Thursday, May 5, 2016

Day 25: Imabari to Saijō

...and then you fall asleep, and when you wale up and turn the page you find yourself in a new chapter. Today my feet felt fine and it was like a walk in the park.

When i turned on the weather report this morning it said it was raining on Kyūshū and in western Shikoku. Not just rain, but hageshii rain, which i suppose would translate as violent, or terrible rain.

When i set out, though, it was overcast but no rain to be seen. Around 8:30 it started to drizzle. By 9:00 the umbrella came out. At 10:30 the rain pants had to go on. But that's where it stayed; i never had to dig out the rain coat.

Walked along Highway 196 all day.

Never would have chosen to do that in previous years, but it let me see another side of Imabari and Saijõ i haven't seen in previous trips. The only problem was it got me to my lodging too quickly so i had to find somewhere to kill a couple of hours.

The practice of Osettai never, ever ceases to amaze me. I stopped for a bowl of curry udon this afternoon and as i was eating one of the girls from the kitchen came out and, after confirming that i was a walking henro, gave me a bag full of candy, a small hand towel, and other stuff i haven't looked at yet. When i thanked het and told her it would be dinner tonight, she told me i couldn't do that, it was all candy. :-)

Or the older lady yesterday, and by older i mean in her 70s, who went out and bought a dozen small cans of V8 juice, then peddled her bike to the local henro rest hut and sat there all day until she had given them to passing henro.

Or an older guy i met on the walk to Temple 39, on the outskirts of Mihara. There is a rest hut out in the boonies and six years ago he adopted it. Now, whenever he can, which sounded to be most of the time, he sits in the hut from 9 to 5, taking care of passing henro. He has a small refrigerator stocked with several kinds of cold drinks, a hot pot so he can make hot tea or coffee, chocolate snacks, Japanese snacks, cup ramen, and more. It's like stopping at a convenience store. And it's all free to the henro, nothing is expected in return 

How does one ever repay such kindness? Only by offering that kindness to others yourself, of course.
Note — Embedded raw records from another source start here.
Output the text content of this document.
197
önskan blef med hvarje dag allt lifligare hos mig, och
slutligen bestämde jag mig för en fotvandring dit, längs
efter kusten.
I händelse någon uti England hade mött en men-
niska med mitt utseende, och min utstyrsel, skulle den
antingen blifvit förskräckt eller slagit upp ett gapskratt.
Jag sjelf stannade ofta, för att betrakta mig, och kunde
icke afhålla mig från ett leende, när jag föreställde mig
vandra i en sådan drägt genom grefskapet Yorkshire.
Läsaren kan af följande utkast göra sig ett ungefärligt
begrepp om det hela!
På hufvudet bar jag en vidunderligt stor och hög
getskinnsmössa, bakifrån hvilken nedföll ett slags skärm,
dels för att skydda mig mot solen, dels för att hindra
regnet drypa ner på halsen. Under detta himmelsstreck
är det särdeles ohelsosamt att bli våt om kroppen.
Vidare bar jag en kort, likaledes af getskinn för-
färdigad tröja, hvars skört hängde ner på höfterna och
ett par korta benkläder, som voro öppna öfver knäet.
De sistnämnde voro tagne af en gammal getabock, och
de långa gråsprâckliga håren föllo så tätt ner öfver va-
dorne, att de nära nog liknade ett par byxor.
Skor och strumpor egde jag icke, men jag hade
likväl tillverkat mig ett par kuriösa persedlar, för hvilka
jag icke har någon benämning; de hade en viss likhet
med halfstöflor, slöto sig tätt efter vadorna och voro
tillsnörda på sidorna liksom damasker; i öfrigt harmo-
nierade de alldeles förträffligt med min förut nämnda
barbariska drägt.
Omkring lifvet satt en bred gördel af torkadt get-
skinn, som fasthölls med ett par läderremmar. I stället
Matsushita-san must be a henro junkie as much as me, or worse. Turns out he's back on the trail. He's climbing to Temple 60 today and will join me at my lodging tonight, then will walk with me through the weekend to get me to the base of Temple 66 on Sunday afternoon.

I look forward to his company again. This northern stretch of the walk is the least interesting, maybe bordering on boring, and having someone to talk to will be nice. 

The walk gets interesting again during the climb to Temple 65, Sankakuji. Speaking of which, it will be a long walk on Sunday. Not only do i walk about 30 km, but part of that distance is the climb up to Sankakuji and then the walk over and through the hills to Bangai Temple 14 and then on to the lodging. 

Had to chuckle when i saw this statue at Kokubunji, Temple 59, this morning.

It's the Daishi with his right hand stretched out. You are supposed to make a wish while shaking his hand. All very clear, and that's what i did.

But, the sign next to the statue makes it clear: "Don't go on wishing for this and that, even the Daishi is a busy man." I wonder if the Daishi himself told them to add that to the sign of if the temple priest saw too many people standing there for hours on end and just assumed that we were being too demanding?


Les Heap said...

How are you getting your Wi Fi connections, only from the Hotels or have you been using a hired pocket Wi Fi?

Lao Bendan said...

Most convenience stores now have free wifi. I'll post all the details on the website when i get home.